Performance: Take advantage of centralized databases
Blockchains will always be slower than centralized databases. It is not just because current blockchains are slow because the technology is new and not optimized, but it is a consequence of their very nature. When processing transactions, a blockchain must perform the same functions as a conventional database, but with three additional limitations:
- Signature verification.

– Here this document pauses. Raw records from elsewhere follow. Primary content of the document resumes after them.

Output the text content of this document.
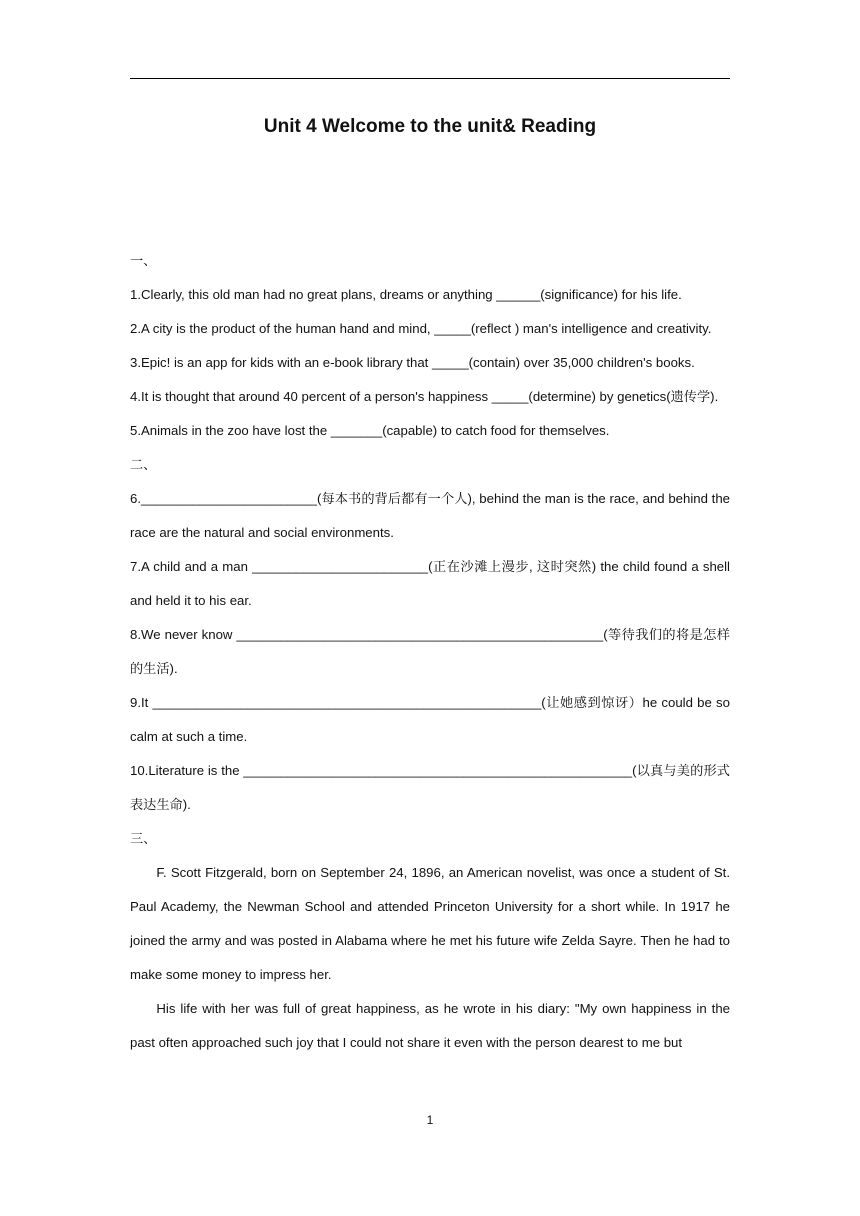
Unit 4 Welcome to the unit& Reading

一、

1.Clearly, this old man had no great plans, dreams or anything ______(significance) for his life.

2.A city is the product of the human hand and mind, _____(reflect ) man's intelligence and creativity.

3.Epic! is an app for kids with an e-book library that _____(contain) over 35,000 children's books.

4.It is thought that around 40 percent of a person's happiness _____(determine) by genetics(遗传学).

5.Animals in the zoo have lost the _______(capable) to catch food for themselves.

二、

6.________________________(每本书的背后都有一个人), behind the man is the race, and behind the race are the natural and social environments.

7.A child and a man ________________________(正在沙滩上漫步, 这时突然) the child found a shell and held it to his ear.

8.We never know __________________________________________________(等待我们的将是怎样的生活).

9.It _____________________________________________________(让她感到惊讶）he could be so calm at such a time.

10.Literature is the _____________________________________________________(以真与美的形式表达生命).

三、

F. Scott Fitzgerald, born on September 24, 1896, an American novelist, was once a student of St. Paul Academy, the Newman School and attended Princeton University for a short while. In 1917 he joined the army and was posted in Alabama where he met his future wife Zelda Sayre. Then he had to make some money to impress her.

His life with her was full of great happiness, as he wrote in his diary: "My own happiness in the past often approached such joy that I could not share it even with the person dearest to me but

1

Every blockchain transaction must be digitally signed using a public-private cryptography scheme like ECDSA. This is necessary because transactions propagate between nodes on a peer-to-peer basis, so their origin cannot be proven any other way. The generation and verification of these signatures is computationally complex and constitutes the main bottleneck in products like ours. In contrast, in centralized databases, once a connection has been established, there is no need to individually verify each request that comes through it.
- Consensus mechanisms. In a distributed database like a blockchain, effort is needed to ensure that nodes in the network reach consensus. Depending on the consensus mechanism used, this could involve significant two-way communication or the management of forks and their subsequent rollbacks. While centralized databases must also deal with conflicting and aborted transactions, these problems are much less common when transactions are queued and processed in a single location.
- Redundancy. This does not refer to the performance of an individual node, but to the total amount of computing a blockchain requires. While centralized databases process transactions once or twice, in a blockchain each node in the network must process them independently. Therefore, much more work is done to obtain the same result.
The final result
Of course, there are other ways to compare blockchains to traditional databases. We could talk about the maturity of the source code, the attractiveness for developers, the breadth of the ecosystem, etc. However, none of these aspects are inherent to the technology itself. Therefore, when making a long-term decision about using a blockchain, the key question is: What is most important for my use case? Disintermediation and robustness? Or confidentiality and performance?
Analyzed from this perspective, many of the use cases currently being discussed make no sense. The main problem is usually confidentiality. Participants in a highly competitive market will logically prefer the privacy of a centralized database to revealing their activities to each other. This is accentuated if there is already a central trusted entity that can provide the neutral environment in which said database resides. While this central provider may involve some cost, it is largely justified by the value of the privacy that is preserved. The only incentive to migrate to blockchain would be strict new regulation.
However, blockchains have important use cases, where disintermediation and robustness are more important than confidentiality and performance. I’ll talk more about this in a later post, but the most promising areas we’ve seen so far are: (a) cross-company audit logs, (b) provenance tracking, and (c) lightweight financial systems. In all three cases, we have found people developing on MultiChain with a clear implementation vision, rather than just curiosity and experimentation. So if you’re looking for ways that blockchains can bring real value to your business, they could be a good starting point.
Dr. Gideon Greenspan is the founder and CEO of Coin Sciences, the company behind the popular MultiChain Platform for private blockchains.